Гаспар уже решил, что над ним издеваются, но она вовремя нажала на кнопку пульта, который держала в руке.
– Наконец-то оглушающая тишина!
– Я вычитываю диссертацию. Думала, что все уехали на каникулы, и в паузе немного переборщила со звуком, – проговорила она извиняющимся тоном.
– Отдых под хард-рок?
– Строго говоря, это не хард-рок, а блэк-металл.
– Разве есть разница?
– Ну это очень просто: хард…
– Знаете что? Мне плевать! – перебил ее Гаспар. – Если вам нравится, можете и дальше портить себе барабанные перепонки, только сперва соблаговолите купить наушники, чтобы не гробить окружающих.

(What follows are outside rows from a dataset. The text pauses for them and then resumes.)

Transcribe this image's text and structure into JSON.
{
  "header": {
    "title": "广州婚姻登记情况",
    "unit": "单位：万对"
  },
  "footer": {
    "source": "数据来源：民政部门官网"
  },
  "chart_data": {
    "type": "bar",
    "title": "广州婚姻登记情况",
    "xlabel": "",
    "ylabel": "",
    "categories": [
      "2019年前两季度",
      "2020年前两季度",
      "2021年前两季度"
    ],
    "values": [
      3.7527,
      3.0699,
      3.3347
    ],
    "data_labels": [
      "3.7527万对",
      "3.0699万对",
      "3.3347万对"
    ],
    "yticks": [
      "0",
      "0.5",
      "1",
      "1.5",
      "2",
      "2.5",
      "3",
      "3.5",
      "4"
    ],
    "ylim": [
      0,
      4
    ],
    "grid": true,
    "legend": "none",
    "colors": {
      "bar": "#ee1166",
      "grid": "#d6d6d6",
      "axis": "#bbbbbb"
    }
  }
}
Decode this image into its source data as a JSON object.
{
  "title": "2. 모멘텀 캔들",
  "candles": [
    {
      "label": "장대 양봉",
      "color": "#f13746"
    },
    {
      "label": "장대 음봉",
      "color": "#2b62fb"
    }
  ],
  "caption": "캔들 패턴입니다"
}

Молодая женщина искренне расхохоталась.
– Вы так невежливы, что это даже забавно!
Уже было направившийся к себе, Гаспар обернулся, сбитый с толку словами девушки. Заодно оглядел с головы до ног: волосы скромно собраны в узел, прикидывается скромной студенткой, но при этом пирсинг в носу и татуировка, начинавшаяся за ухом и уходившая под блузку.
«А ведь она права…» – пронеслось у него в голове.
– Согласен, я перегнул палку, но и вы, с этой своей музыкой…
Она, продолжая улыбаться, протянула ему руку и представилась:
– Полин Делатур.
– Гаспар Кутанс.
– Вы поселились в бывшем доме Шона Лоренца?
– Арендовал его на месяц.
От порыва ветра хлопнул ставень. Полин переминалась на голых ногах и ежилась.
– Дорогой сосед, я сейчас окоченею. С удовольствием угощу вас кофе, – сказала она, стуча зубами и зябко потирая предплечья.
Гаспар кивнул в знак согласия и последовал за ней в дом.
Маделин застыла перед двумя картинами Лоренца, как околдованная. Одна, датированная 1997 годом, называлась CityOnFire, «Город в огне». Это была большая фреска, типичная для периода стрит-арт в творчестве Лоренца: пылающий костер, пожирающий холст, взрыв красок в гамме от желтой до алой. Вторая картина, «Материнство», была гораздо свежее, интимнее, строже: светло-голубая, почти белая, поверхность, пересекаемая кривой, повторяющей контуры живота беременной женщины. Трудно было придумать для этого образа какое-то другое название. Судя по настенной пластинке, это была последняя известная картина Лоренца, написанная незадолго до рождения его сына. В отличие от соседней картины, на этой на чувства давили не краски, а свет.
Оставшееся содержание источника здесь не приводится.